Most patients do not understand or recall information given to them before heart procedures. For example, many patients mistakenly believe that opening blocked arteries will cure them of heart disease. That’s one of the findings of a study about informed consent published in the European Journal of Cardiovascular Nursing, a journal of the European Society of Cardiology (ESC).1
More than 40% of patients in the study acknowledged that they do not understand, or remember, the information they receive about percutaneous coronary intervention (PCI) that has become the most common intervention performed in high- and middle-income countries.
Providing details about a procedure, including the risks and benefits, is a legal and ethical requirement – called informed consent. Patients should receive enough information about their options to make a valid choice, without being coerced. Health professionals must also confirm that the patient has sufficient capacity to decide at that time.

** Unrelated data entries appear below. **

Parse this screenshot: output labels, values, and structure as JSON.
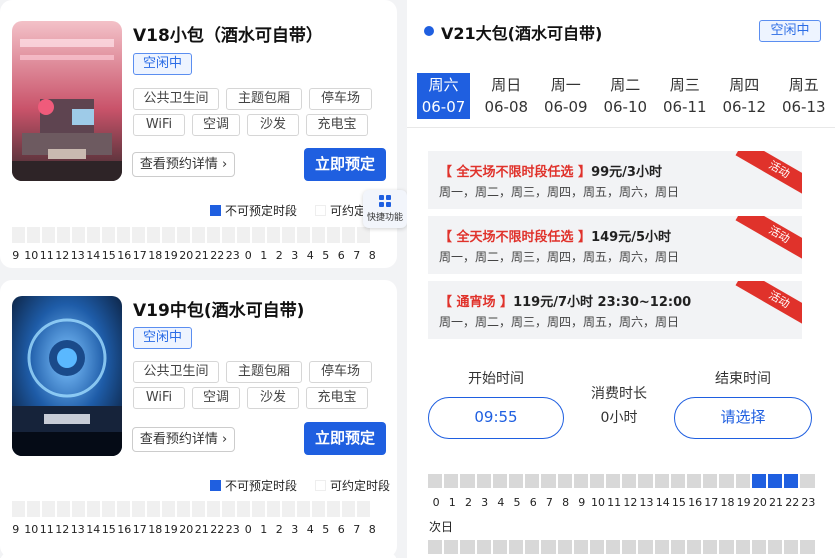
{
  "rooms": [
    {
      "name": "V18小包（酒水可自带）",
      "status": "空闲中",
      "tags": [
        "公共卫生间",
        "主题包厢",
        "停车场",
        "WiFi",
        "空调",
        "沙发",
        "充电宝"
      ],
      "detail_label": "查看预约详情 ›",
      "book_label": "立即预定",
      "legend_unavailable": "不可预定时段",
      "legend_available": "可约定"
    },
    {
      "name": "V19中包(酒水可自带)",
      "status": "空闲中",
      "tags": [
        "公共卫生间",
        "主题包厢",
        "停车场",
        "WiFi",
        "空调",
        "沙发",
        "充电宝"
      ],
      "detail_label": "查看预约详情 ›",
      "book_label": "立即预定",
      "legend_unavailable": "不可预定时段",
      "legend_available": "可约定时段"
    }
  ],
  "left_hours": [
    "9",
    "10",
    "11",
    "12",
    "13",
    "14",
    "15",
    "16",
    "17",
    "18",
    "19",
    "20",
    "21",
    "22",
    "23",
    "0",
    "1",
    "2",
    "3",
    "4",
    "5",
    "6",
    "7",
    "8"
  ],
  "quick_function_label": "快捷功能",
  "detail": {
    "room_name": "V21大包(酒水可自带)",
    "status": "空闲中",
    "days": [
      {
        "weekday": "周六",
        "date": "06-07",
        "selected": true
      },
      {
        "weekday": "周日",
        "date": "06-08"
      },
      {
        "weekday": "周一",
        "date": "06-09"
      },
      {
        "weekday": "周二",
        "date": "06-10"
      },
      {
        "weekday": "周三",
        "date": "06-11"
      },
      {
        "weekday": "周四",
        "date": "06-12"
      },
      {
        "weekday": "周五",
        "date": "06-13"
      }
    ],
    "promotions": [
      {
        "tag": "【 全天场不限时段任选 】",
        "price": "99元/3小时",
        "days": "周一，周二，周三，周四，周五，周六，周日",
        "badge": "活动"
      },
      {
        "tag": "【 全天场不限时段任选 】",
        "price": "149元/5小时",
        "days": "周一，周二，周三，周四，周五，周六，周日",
        "badge": "活动"
      },
      {
        "tag": "【 通宵场 】",
        "price": "119元/7小时  23:30~12:00",
        "days": "周一，周二，周三，周四，周五，周六，周日",
        "badge": "活动"
      }
    ],
    "start_label": "开始时间",
    "start_value": "09:55",
    "duration_label": "消费时长",
    "duration_value": "0小时",
    "end_label": "结束时间",
    "end_value": "请选择",
    "hours": [
      "0",
      "1",
      "2",
      "3",
      "4",
      "5",
      "6",
      "7",
      "8",
      "9",
      "10",
      "11",
      "12",
      "13",
      "14",
      "15",
      "16",
      "17",
      "18",
      "19",
      "20",
      "21",
      "22",
      "23"
    ],
    "unavailable_hours": [
      "20",
      "21",
      "22"
    ],
    "next_day_label": "次日"
  },
  "colors": {
    "primary": "#1f5fe0",
    "promo_red": "#e0322b",
    "bg": "#f2f3f5"
  }
}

The group of patients who were asked about the consent process were treated with either elective, or urgent PCI, but not emergency PCI when speed is of the essence. Some 60% of patients with coronary heart disease undergoing elective PCI to unblock an artery thought it would cure their coronary heart disease. Nearly all patients (95%) believed it would reduce their risk of a future heart attack and 91% thought it would increase their life span.
“These beliefs do not align with trial evidence, which shows that elective PCI is predominantly for relief of symptoms,” said study author Professor Felicity Astin, University of Huddersfield, UK.
Professor Astin said health services should be reconfigured to allow sufficient time for patients and clinicians to discuss the proposed treatment and potential alternatives. She explained: “Patients often receive all of the information at once. They then feel overloaded, which contributes to forgetting or not comprehending what they hear.”
Nearly half (47%) would have liked a family member with them when their treatment was explained during the informed consent process. Almost one-third (31%) of patients in the study needed some degree of help to understand health-related written information.
Professor Astin said: “Health literacy is a neglected issue. Leaflets should be in plain language. In addition, clinicians should ask patients if they need help reading or understanding health information. Patients will not volunteer that they can’t read.”
The paper identifies the need for patients and health professionals to work together to develop and evaluate new approaches to information sharing and decision-making. Professor Astin recommends that cardiologists and nurses receive training to use “teach back”: giving small chunks of information then asking patients to explain it in their own words to see how much they have understood. Professor Astin said: “The emphasis is on being a good teacher, not testing the patient and making them feel ashamed. But staff can only do this if they have the time – which is why patient pathways need to be configured.”
ESC guidelines on revascularisation state: “Active patient participation in the decision-making process should be encouraged. Use of terminology that the patient understands is essential. Risks and benefits…should be thoroughly discussed.”2
1Astin F, Stephenson J, Probyn J, et al. Cardiologists’ and patients’ views about the informed consent process and their understanding of the anticipated treatment benefits of coronary angioplasty: a survey study. Eur J Cardiovasc Nurs. 2019. doi:10.1177/1474515119879050.
2Neumann FJ, Sousa-Uva M, Ahlsson A, et al. 2018 ESC/EACTS Guidelines on myocardial revascularization. Eur Heart J. 2019;40:87-165. doi:10.1093/eurheartj/ehy394.